“My uncle.” I climb out and pat the roof. “Don’t forget to send me those files.”
“See ya next week,” Matt says, lifting his hand.
Right. The championship game at Lion’s Head. I only just invited Margo, and it already evaporated from my mind. I guess Uncle David has that effect on me. Now I just have to hope he doesn’t drag me back to his house to teach me some lesson—how to properly inform your family of college choices, perhaps.
My mind is torn in two different directions. I walk into the house and search the first floor for any sign of my uncle, then go down the stairs. He’s leaning against my dresser, holding the picture I had taken from my house the same night I took Margo’s bracelet.
It’s the two of us as children, our arms hooked around each other’s necks. We were young and happy.
But judging from my uncle’s expression, he doesn’t care that it was a happy memory. He cares that it’sMargo Wolfe. The destroyer of our families.
She’ll never win in his eyes.
I used to think the same way. If Margo came back, I’d make her life a living hell. And for a while, I fed on that energy. She came back to Emery-Rose for senior year. But then she got under my skin, and she’s stayed there ever since.
It was my uncle who shaped my opinion of Margo. My uncle who poisoned me against her.
I should’ve known.
Uncle drops the frame to the floor and takes a deliberate step forward. The glass crunches under his heel.
I cringe, but that’s all that slips out.
“I tried to warn you. But you just. Don’t. Listen.” He sighs. I can only imagine what goes through his head in times like these. How much does he want to throttle me, and how much does he care? “People are buying your car accident story?”
I jerk my head in some form of a nod, but I don’t trust myself to speak just yet.
“Good, good,” he muses. “I received an interesting phone call tonight.”
I raise an eyebrow.
“Receptionist at Hutchins’ law firm. He cleared out?” He eyes me. “Why is he running?”
I shake my head. “Something spooked him.”
“Obviously. Who?”
The last person I’m going to name is Margo. “Maybe my mother?”
He stills. “Why’s that, Caleb?”
I lift one shoulder. “You’ll have to ask her.”
He stares. Upstairs, the front door slams, and Mr. Black’s voice calls out for me and Eli. I move out of the way of the stairs, my expression wary. He can’t do anything with Mr. Black here, right?
There’s a layer of protection embedded in being around adults who would act.
My best friend’s father definitely qualifies.
“I’ll see you for dinner next week,” my uncle says.
He straightens his tie and brushes past me, his shoes grinding the bits of broken glass into the carpet.

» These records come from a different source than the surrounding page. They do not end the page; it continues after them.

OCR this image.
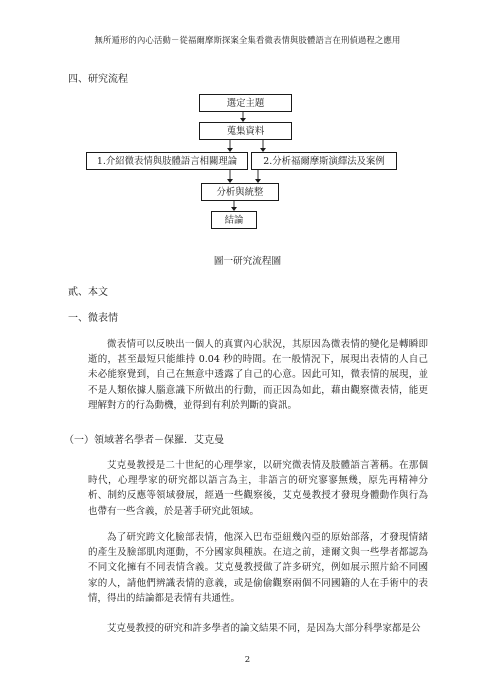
無所遁形的內心活動－從福爾摩斯探案全集看微表情與肢體語言在刑偵過程之應用
四、研究流程
選定主題
蒐集資料
1.介紹微表情與肢體語言相關理論	2.分析福爾摩斯演繹法及案例
分析與統整
結論
圖一研究流程圖
貳、本文
一、微表情

微表情可以反映出一個人的真實內心狀況，其原因為微表情的變化是轉瞬即逝的，甚至最短只能維持 0.04 秒的時間。在一般情況下，展現出表情的人自己未必能察覺到，自己在無意中透露了自己的心意。因此可知，微表情的展現，並不是人類依據人腦意識下所做出的行動，而正因為如此，藉由觀察微表情，能更理解對方的行為動機，並得到有利於判斷的資訊。

（一）領域著名學者－保羅．艾克曼

艾克曼教授是二十世紀的心理學家，以研究微表情及肢體語言著稱。在那個時代，心理學家的研究都以語言為主，非語言的研究寥寥無幾，原先再精神分析、制約反應等領域發展，經過一些觀察後，艾克曼教授才發現身體動作與行為也帶有一些含義，於是著手研究此領域。

為了研究跨文化臉部表情，他深入巴布亞紐幾內亞的原始部落，才發現情緒的產生及臉部肌肉運動，不分國家與種族。在這之前，達爾文與一些學者都認為不同文化擁有不同表情含義。艾克曼教授做了許多研究，例如展示照片給不同國家的人，請他們辨識表情的意義，或是偷偷觀察兩個不同國籍的人在手術中的表情，得出的結論都是表情有共通性。

艾克曼教授的研究和許多學者的論文結果不同，是因為大部分科學家都是公

2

And then he’s gone, without a word to Eli’s father, and I sag against the wall.
Chapter 30
Margo
The portrait of Caleb is half completed, and I’m running out of time to finish it. December has arrived, which means the due date is quickly approaching. It’s starting to resemble him, although it’s missing his eyes and lips. The two most defining features, and…difficult. I’ve been hemming and hawing over how exactly to do it.